Tout d’abord, nous avons réussi à mettre en œuvre des mesures de prévention. Cela correspond à un programme actif d’éducation et de diffusion des informations en particulier auprès des jeunes. En effet, à Saint-Christophe-et-Niévès, comme c’est le cas dans le reste de la Caraïbe, l’âge moyen des personnes concernées par ce fléau se situe entre 14 et 35 ans. Mais, nous avons constaté ces derniers temps qu’en raison des progrès accomplis en matière de traitements et de soins, les messages véhiculés auprès de la jeunesse se sont avérés inefficaces. En conséquence, nous avons observé une forte diminution des efforts de prévention, alors que dans le même temps le nombre de personnes affectées par la maladie a recommencé à croître. Nous avons également pu constater la féminisation de la maladie. Par ailleurs, l’augmentation de jeunes femmes enceintes illustre le fait que les méthodes de prévention dans le cadre des rapports sexuels ne sont pas utilisées ; ce qui signifie que les vecteurs potentiels d’expansion du VIH existent encore. Cette tendance constitue pour nous une source de grande préocupation. Dès lors, l’idée qui doit être retenue, c’est que nous ne devons jamais baisser la garde en matière d’éducation aux méthodes de prévention et de diffusion des informations. Ces efforts doivent être poursuivis si nous voulons continuer à agir en amont face à la maladie.

L.L.D. : En novembre 2013, vous avez accompli ce qui est sans doute votre première visite officielle en France. Comment analysez-vous les opportunités qu’elle peut ouvrir en vue du renforcement des relations entre votre pays et la France ? Plus largement, à la lumière de la visite d’Etat effectuée par le Président taïwanais Ma Ying-jeou, à  Saint-Christophe-et-Niévès en août 2013, comment décririez-vous, les priorités de votre politique étrangère ?

T.Hon.Dr D.D.: Je souhaiterais dans un premier temps vous rappeler que des liens historiques unissent nos deux pays. La Caraïbe française a en effet commencé à voir le jour à Saint-Christophe-et-Niévès en 1538. Mais, s’il existe des liens culturels évidents, je pense qu’il est dommage que nos liaisons avec la France se soient interrompues. Ma visite à Paris en novembre 2013 est destinée à étudier et à explorer les possibilités et les moyens de renouer avec ces relations.

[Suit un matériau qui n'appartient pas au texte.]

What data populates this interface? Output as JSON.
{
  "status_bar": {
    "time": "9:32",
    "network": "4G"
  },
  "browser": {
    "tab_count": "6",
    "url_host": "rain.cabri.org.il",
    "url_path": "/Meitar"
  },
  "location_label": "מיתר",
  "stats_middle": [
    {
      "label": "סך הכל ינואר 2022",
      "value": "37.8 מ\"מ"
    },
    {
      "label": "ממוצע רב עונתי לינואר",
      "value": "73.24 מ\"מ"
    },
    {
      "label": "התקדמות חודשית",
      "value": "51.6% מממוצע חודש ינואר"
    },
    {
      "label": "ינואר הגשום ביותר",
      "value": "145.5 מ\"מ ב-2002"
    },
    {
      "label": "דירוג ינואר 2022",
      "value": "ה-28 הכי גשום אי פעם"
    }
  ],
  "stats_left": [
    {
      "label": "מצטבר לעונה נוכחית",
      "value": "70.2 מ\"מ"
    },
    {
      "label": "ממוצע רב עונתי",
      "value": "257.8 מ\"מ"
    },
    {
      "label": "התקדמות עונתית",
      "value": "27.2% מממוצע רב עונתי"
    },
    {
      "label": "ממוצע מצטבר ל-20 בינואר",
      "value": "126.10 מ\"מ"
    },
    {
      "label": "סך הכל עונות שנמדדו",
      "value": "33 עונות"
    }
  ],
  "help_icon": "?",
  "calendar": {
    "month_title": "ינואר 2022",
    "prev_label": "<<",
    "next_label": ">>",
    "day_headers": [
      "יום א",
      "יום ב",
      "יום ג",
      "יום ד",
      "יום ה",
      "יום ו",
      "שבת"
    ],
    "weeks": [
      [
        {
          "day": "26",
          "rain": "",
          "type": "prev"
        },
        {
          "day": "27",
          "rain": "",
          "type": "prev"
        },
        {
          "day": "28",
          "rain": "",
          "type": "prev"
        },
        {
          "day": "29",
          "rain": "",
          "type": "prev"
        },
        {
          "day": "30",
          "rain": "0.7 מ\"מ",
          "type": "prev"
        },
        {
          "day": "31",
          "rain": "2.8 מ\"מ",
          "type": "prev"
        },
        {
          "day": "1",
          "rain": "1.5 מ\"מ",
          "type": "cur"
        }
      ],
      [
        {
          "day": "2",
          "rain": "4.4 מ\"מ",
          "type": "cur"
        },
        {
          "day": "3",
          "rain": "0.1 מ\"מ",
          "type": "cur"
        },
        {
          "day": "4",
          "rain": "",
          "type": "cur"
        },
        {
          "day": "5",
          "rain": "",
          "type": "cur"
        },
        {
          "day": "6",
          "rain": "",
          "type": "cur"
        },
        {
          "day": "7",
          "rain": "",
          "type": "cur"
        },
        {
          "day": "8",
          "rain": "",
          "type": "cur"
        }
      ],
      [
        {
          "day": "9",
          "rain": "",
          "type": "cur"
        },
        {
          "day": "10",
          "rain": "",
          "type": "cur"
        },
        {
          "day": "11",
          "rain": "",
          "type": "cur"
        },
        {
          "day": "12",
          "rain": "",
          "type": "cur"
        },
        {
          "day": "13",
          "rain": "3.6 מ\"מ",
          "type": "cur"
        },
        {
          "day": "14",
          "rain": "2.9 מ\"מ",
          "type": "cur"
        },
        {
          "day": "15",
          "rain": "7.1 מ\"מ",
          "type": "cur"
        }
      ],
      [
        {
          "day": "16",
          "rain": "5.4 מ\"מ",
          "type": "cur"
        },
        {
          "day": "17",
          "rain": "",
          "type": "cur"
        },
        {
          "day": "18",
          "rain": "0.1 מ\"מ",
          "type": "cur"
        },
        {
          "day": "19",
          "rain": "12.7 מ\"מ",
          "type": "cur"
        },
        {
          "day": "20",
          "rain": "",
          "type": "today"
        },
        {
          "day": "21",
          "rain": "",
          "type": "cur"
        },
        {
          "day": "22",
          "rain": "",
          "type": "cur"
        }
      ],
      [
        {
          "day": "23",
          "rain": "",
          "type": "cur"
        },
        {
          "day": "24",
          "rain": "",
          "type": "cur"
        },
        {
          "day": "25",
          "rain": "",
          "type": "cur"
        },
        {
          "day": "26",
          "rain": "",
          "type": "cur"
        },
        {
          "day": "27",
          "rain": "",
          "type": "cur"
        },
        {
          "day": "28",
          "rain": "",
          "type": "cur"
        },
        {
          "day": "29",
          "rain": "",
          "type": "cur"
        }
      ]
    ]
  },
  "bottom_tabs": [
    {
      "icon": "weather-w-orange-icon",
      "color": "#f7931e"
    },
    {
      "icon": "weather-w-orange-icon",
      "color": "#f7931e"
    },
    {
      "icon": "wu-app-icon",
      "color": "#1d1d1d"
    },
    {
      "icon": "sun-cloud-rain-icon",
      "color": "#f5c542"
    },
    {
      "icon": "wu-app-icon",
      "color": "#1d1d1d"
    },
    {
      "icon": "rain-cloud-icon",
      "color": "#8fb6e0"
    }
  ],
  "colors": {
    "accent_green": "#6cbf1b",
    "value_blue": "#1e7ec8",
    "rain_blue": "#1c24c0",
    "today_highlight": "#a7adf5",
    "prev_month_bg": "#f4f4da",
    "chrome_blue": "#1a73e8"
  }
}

Nous avons déjà commencé à améliorer les relations entre Saint-Christophe-et-Niévès et les territoires français d’Outre-Mer comme Saint-Martin, La Martinique, La Guadeloupe, etc. Je pense que nous pouvons réellement améliorer nos relations au regard notamment de l’expertise française dans un certain nombre de domaines clés comme l’énergie. Par ailleurs, je crois qu’il est naturel de soutenir le renforcement de nos liens dans des domaines tels que la formation, la culture et l’éducation, en raison de notre proximité avec les territoires français.
De manière plus large, Saint-Christophe-et-Niévès cherche à consolider son propre développement au-delà de ses frontières historiques et de ses partenaires traditionnels hérités de notre passé colonial, en construisant des liens étroits avec des cultures et des économies qui représentent de véritables réussites comme Taïwan.